In reply to this, Mr. Murbles wired:

“Exhumation fixed for day after to-morrow. Please make haste.”

To which Wimsey replied:

“Returning for exhumation.—P. W.”

He returned alone.

“Where is Robert Fentiman?” demanded Mr. Murbles agitatedly.

Wimsey, his hair matted damply and his face white from travelling day and night, grinned feebly.

“I rather fancy,” he said in a wan voice, “that Oliver is at his old tricks again.”

“Again?” cried Mr. Murbles, aghast. “But the letter from your detective was genuine.”

“Oh, yes—that was genuine enough. But even detectives can be bribed. Anyhow, we haven’t seen hide or hair of our friends. They’ve been always a little ahead. Like the Holy Grail, you know, ‘Fainter by day, but always in the night blood-red, and sliding down the blackened marsh, blood-red’—perfectly bloody, in fact. Well, here we are. When does the ceremony take place? Quietly, I take it. No flowers?”

The “ceremony” took place, as such ceremonies do, under the discreet cover of darkness. George Fentiman, who, in Robert’s absence, attended to represent the family, was nervous and depressed. It is trying enough to go to the funeral of one’s friends and relations, amid the grotesque pomps of glass hearses, and black horses, and wreaths, and appropriate hymns “beautifully” rendered by well-paid choristers, but, as George irritably remarked, the people who grumble over funerals don’t realise their luck. However depressing the thud of earth on the coffin-lid may be, it is music compared to the rattle of gravel and thump of spades which herald a premature and unreverend resurrection, enveloped in clouds of formalin and without benefit of clergy.

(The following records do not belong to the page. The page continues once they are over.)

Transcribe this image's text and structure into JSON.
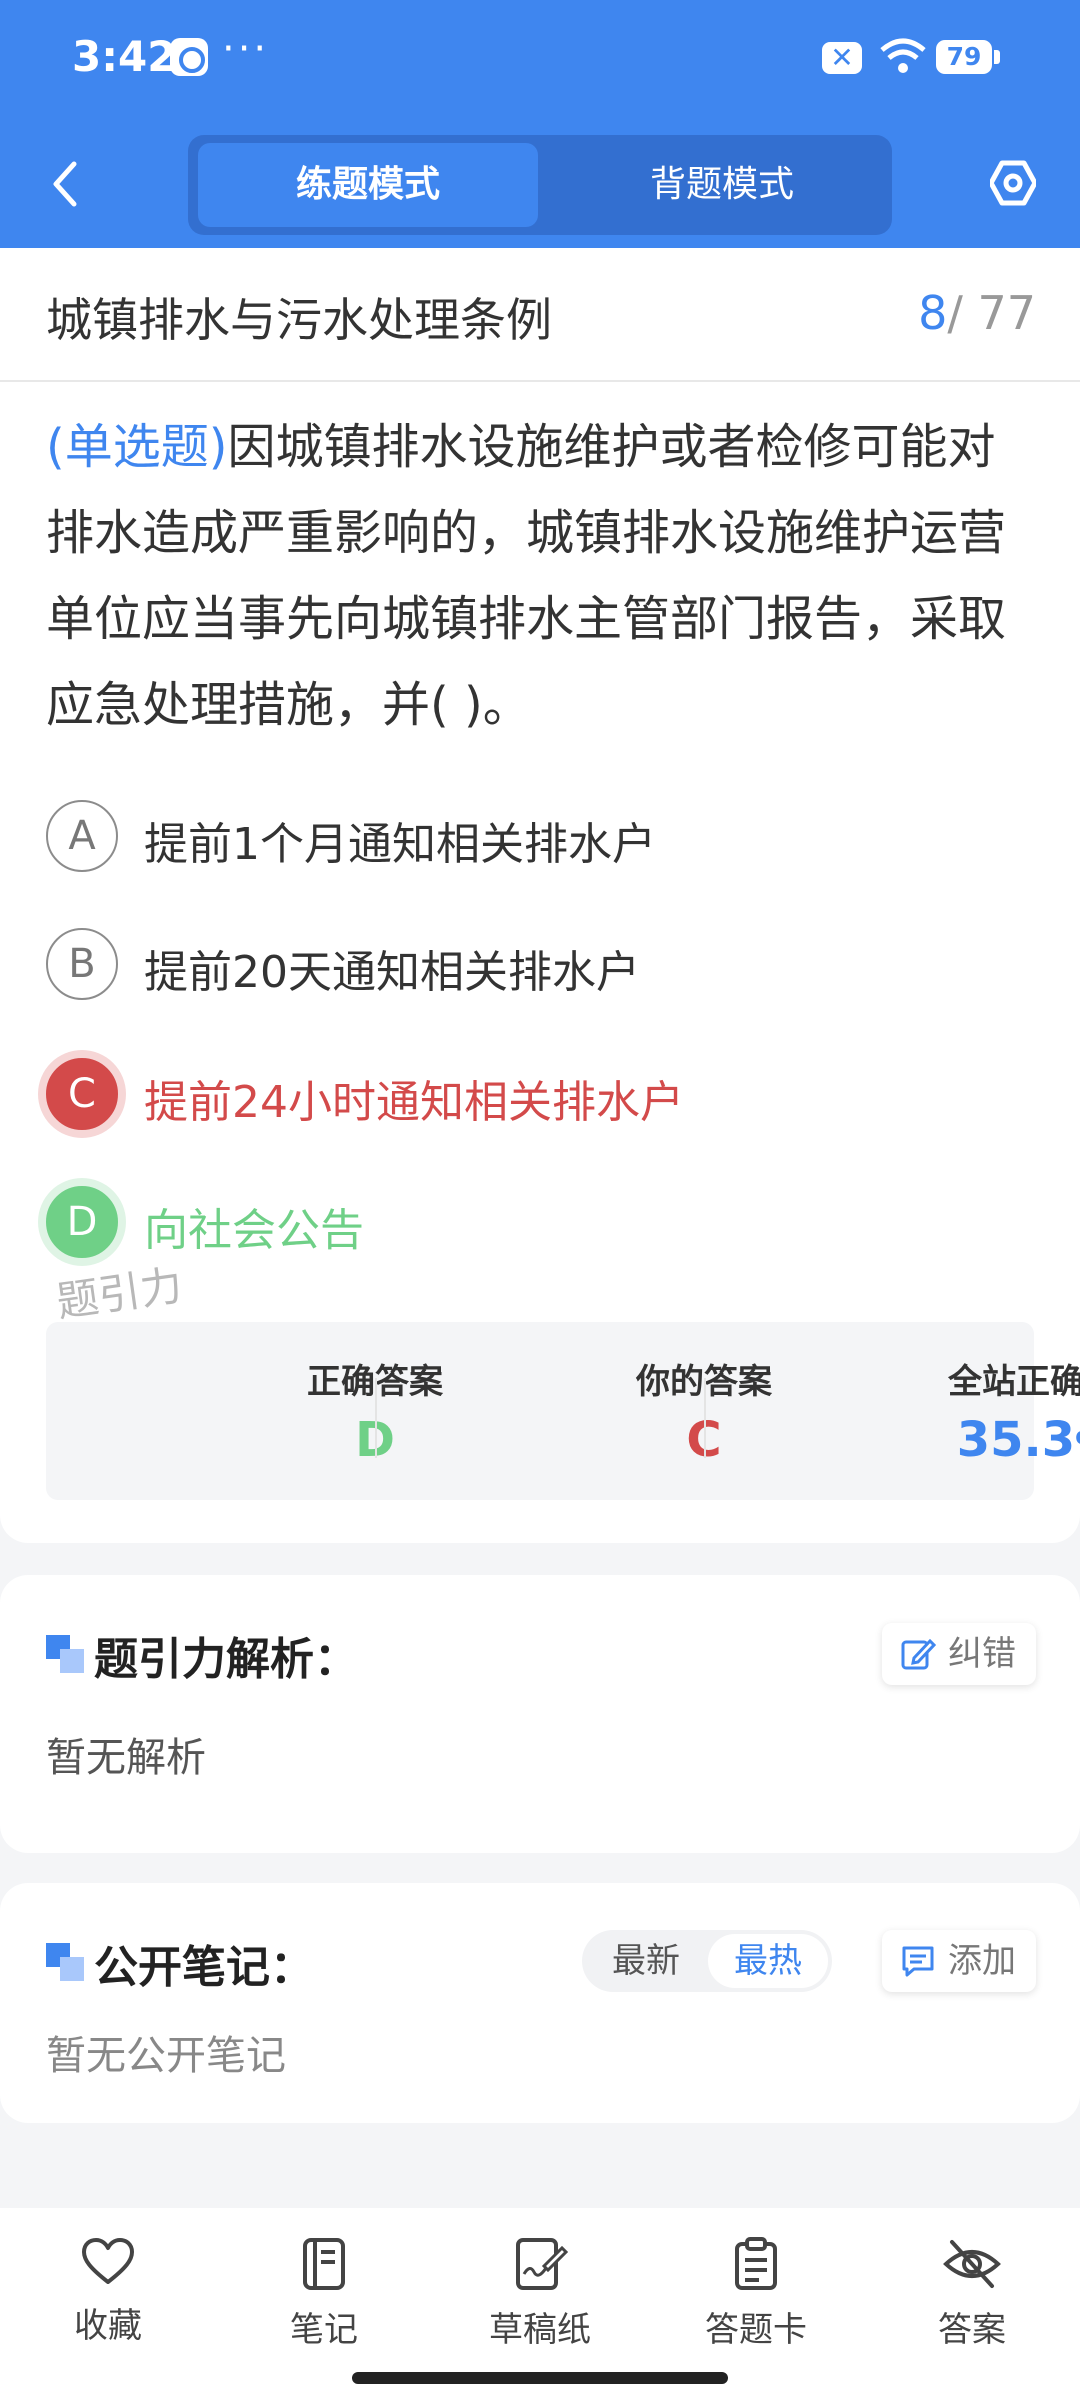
{
  "status": {
    "time": "3:42",
    "dots": "···",
    "battery": "79",
    "notif_mark": "✕"
  },
  "header": {
    "tabs": [
      "练题模式",
      "背题模式"
    ],
    "active_tab": 0
  },
  "question": {
    "chapter": "城镇排水与污水处理条例",
    "current": "8",
    "total": "/ 77",
    "type_label": "(单选题)",
    "text": "因城镇排水设施维护或者检修可能对排水造成严重影响的，城镇排水设施维护运营单位应当事先向城镇排水主管部门报告，采取应急处理措施，并(        )。",
    "options": [
      {
        "letter": "A",
        "text": "提前1个月通知相关排水户",
        "state": "normal"
      },
      {
        "letter": "B",
        "text": "提前20天通知相关排水户",
        "state": "normal"
      },
      {
        "letter": "C",
        "text": "提前24小时通知相关排水户",
        "state": "wrong"
      },
      {
        "letter": "D",
        "text": "向社会公告",
        "state": "right"
      }
    ],
    "watermark": "题引力"
  },
  "stats": {
    "correct_label": "正确答案",
    "correct_value": "D",
    "yours_label": "你的答案",
    "yours_value": "C",
    "rate_label": "全站正确率",
    "rate_value": "35.3",
    "rate_unit": "%"
  },
  "colors": {
    "primary": "#3f86ef",
    "wrong": "#d34a4a",
    "right": "#6fd087"
  },
  "analysis": {
    "title": "题引力解析：",
    "button": "纠错",
    "body": "暂无解析"
  },
  "notes": {
    "title": "公开笔记：",
    "sort": [
      "最新",
      "最热"
    ],
    "active_sort": 1,
    "button": "添加",
    "body": "暂无公开笔记"
  },
  "tabbar": [
    {
      "label": "收藏",
      "icon": "heart-icon"
    },
    {
      "label": "笔记",
      "icon": "notebook-icon"
    },
    {
      "label": "草稿纸",
      "icon": "draft-paper-icon"
    },
    {
      "label": "答题卡",
      "icon": "answer-sheet-icon"
    },
    {
      "label": "答案",
      "icon": "eye-off-icon"
    }
  ]
}
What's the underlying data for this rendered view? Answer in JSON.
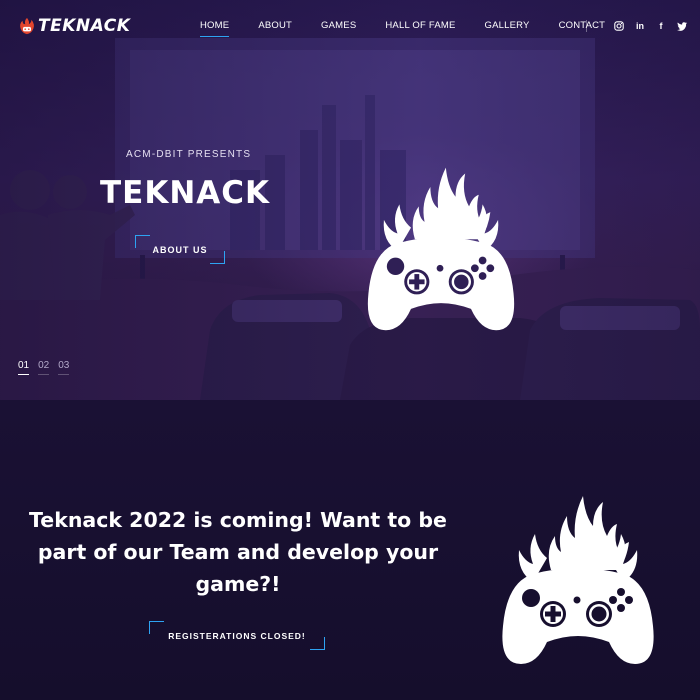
{
  "brand": {
    "name": "TEKNACK",
    "accent_color": "#2ea3f2",
    "logo_icon": "flame-icon"
  },
  "nav": {
    "links": [
      "HOME",
      "ABOUT",
      "GAMES",
      "HALL OF FAME",
      "GALLERY",
      "CONTACT"
    ],
    "active": "HOME",
    "socials": [
      {
        "icon": "instagram-icon",
        "glyph": "◎"
      },
      {
        "icon": "linkedin-icon",
        "glyph": "in"
      },
      {
        "icon": "facebook-icon",
        "glyph": "f"
      },
      {
        "icon": "twitter-icon",
        "glyph": "🐦"
      }
    ]
  },
  "hero": {
    "presents": "ACM-DBIT PRESENTS",
    "title": "TEKNACK",
    "button_label": "ABOUT US",
    "logo_icon": "flaming-gamepad-icon",
    "slides": [
      "01",
      "02",
      "03"
    ],
    "active_slide": "01"
  },
  "section2": {
    "heading": "Teknack 2022 is coming! Want to be part of our Team and develop your game?!",
    "button_label": "REGISTERATIONS CLOSED!",
    "logo_icon": "flaming-gamepad-icon"
  }
}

Dr. Penberthy also appeared abstracted and anxious to get the business over. He made the journey to the cemetery ensconced in the farthest corner of the big limousine, and discussed thyroid abnormalities with Dr. Horner, Sir James Lubbock’s assistant, who had come to help with the autopsy. Mr. Murbles was, naturally, steeped in gloom. Wimsey devoted himself to his accumulated correspondence, out of which one letter only had any bearing on the Fentiman case. It was from Marjorie Phelps, and ran :

“If you want to meet Ann Dorland, would you care to come along to a ‘do’ at the Rushworths’ Wednesday Week? It will be very deadly, because Naomi Rushworth’s new young man is going to read a paper on ductless glands which nobody knows anything about. However, it appears that ductless glands will be ‘news’ in next to no time—ever so much more up-to-date than vitamins—so the Rushworths are all over glands—in the social sense, I mean. Ann D. is certain to be there, because, as I told you, she is taking to this healthy-bodies-for-all stunt, or whatever it is, so you’d better come. It will be company for me!—and I’ve got to go, anyway, as I’m supposed to be a friend of Naomi’s. Besides, they say that if one paints or sculps or models, one ought to know all about glands, because of the way they enlarge your jaw and alter your face, or something.